In 1951, as a student of anthropology in Oregon, Gary Snyder set himself to the task of analyzing the many levels of meaning a single Native American myth might hold. He Who Hunted Birds in His Father's Village is the result of Snyder's critical look at a Haida tale that was told by the great oral poet Ghandl (Walter McGregor) to John Swanton sometime before 1905. A version of the ubiquitous “swan maiden” story, it tells of a chief's son who falls in love with a wild goose-girl, loses her, follows her into the sky, and returns to land as a seagull. Snyder goes deep into the transformations that occur in the myth, considering versions of myth from around the world, and explaining how the story might apply here and now. He writes:
To go beyond and become what-a seagull on a reef? Why not. Our nature is no particular nature; look out across the beach at the gulls. For an empty moment while their soar and cry enters your heart like sunshaft through water, you are that, totally. We do this every day. So this is the aspect of mind that gives art, style, and self-transcendence to the inescapable human plantedness in a social and ecological nexus. The challenge is to do it well, by your neighbors and by the trees, and that maybe once in a great while we can get where we see through the same eye at the same time, for a moment. That would be doing it well. Old tales and myths and stories are the k_ans of the human race.
Gary Snyder is an American poet, essayist, lecturer, and environmental activist. His early poetry has been associated with the Beat Generation and the San Francisco Renaissance and he has been described as the "poet laureate of Deep Ecology". Snyder is a winner of a Pulitzer Prize for Poetry and the American Book Award. His work, in his various roles, reflects an immersion in both Buddhist spirituality and nature. He has translated literature into English from ancient Chinese and modern Japanese. For many years, Snyder was an academic at the University of California, Davis, and for a time served as a member of the California Arts Council.
This book is Gary Snyder's thesis on the Haida people of the Northwest Pacific Coast of British Columbia.
I thought this book was profound when I read it years ago. It compares the Haida Myth to oral myths of other native peoples around the world that couldn't have had any contact with each other. Amazingly similar oral stories and the same myths. It shows that myths are essential to what is important to all the human race, and not something, as the word 'myth' has come to mean in western culture as a fiction or non existent.

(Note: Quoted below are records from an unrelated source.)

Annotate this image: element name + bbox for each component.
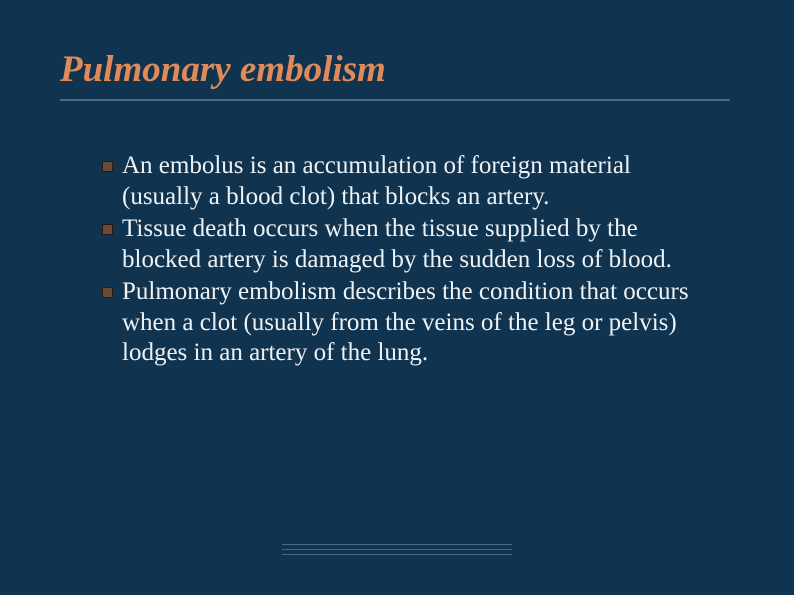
bullet-square-icon bbox=[102, 224, 113, 235]
bullet-item: An embolus is an accumulation of foreign… bbox=[102, 151, 714, 212]
bullet-text: Tissue death occurs when the tissue supp… bbox=[122, 215, 672, 273]
footer-decorative-lines bbox=[282, 544, 512, 559]
slide-content: An embolus is an accumulation of foreign… bbox=[60, 151, 734, 369]
title-underline bbox=[60, 99, 730, 101]
bullet-item: Tissue death occurs when the tissue supp… bbox=[102, 214, 714, 275]
slide-title: Pulmonary embolism bbox=[60, 48, 734, 91]
bullet-text: An embolus is an accumulation of foreign… bbox=[122, 152, 631, 210]
bullet-text: Pulmonary embolism describes the conditi… bbox=[122, 278, 689, 366]
slide-container: Pulmonary embolism An embolus is an accu… bbox=[0, 0, 794, 595]
bullet-square-icon bbox=[102, 287, 113, 298]
bullet-item: Pulmonary embolism describes the conditi… bbox=[102, 277, 714, 369]
bullet-square-icon bbox=[102, 161, 113, 172]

I haven't read anything along these lines since college. I always enjoyed my classes on mythology and folklore, and luckily, I had two outstanding professors.
Snyder's thesis is right out of Franz Boas, Joseph Campbell, and the rest of the classic mythos writers: Swan-Maiden.
Gary Snyder's senior thesis from Reed college in 1957 (I believe). Interesting because it shows Snyder's roots, as well as some nice insights to this Haida myth.
The two early sections, summarizing and analyzing the myth itself and the various forms it takes across local (and sometimes international variants) were fascinating. Having an interest in myth but not in the process of academically categorizing myth, however, makes the later sections of the book insanely dry.
He Who Hunted Birds in His Father's Village: The Dimensions of a Haida Myth is Snyder's timeless, classic 1951 thesis from Reed College. A truly fascinating academic study into the origins, symbols and purposes of myth etc. by one of the leading thinkers of the twentieth century. I found this book extremely fascinating but at times slightly laborious, due to the largely academic style in which it was written. However, there is much to be learned and gleaned from these mere 160 pages or so. There were three sentences in particular which were extremely clear and gave me lots of insight into the role of myths in the world. 1. "The myth unit does not control by any physical means, however, but by a metaphorical similarity to experience: by a process of sympathetic magic" (p. 106 in my first edition copy) 2. "Actual experience is too disorganized and chaotic to allow the individual or group any feeling of security and order without the myth mechanism". (p. 109) 3. Snyder quoting the great scholar of mythology Joseph Campbell..."It is not society to guide and save the creative hero, but precisely the reverse". (p. 113)
Overall, this is a fascinating read but be forewarned about the slow, plodding, at times rather awkward, academic language. Pretty impressive though considering that this was a thesis for a BA degree!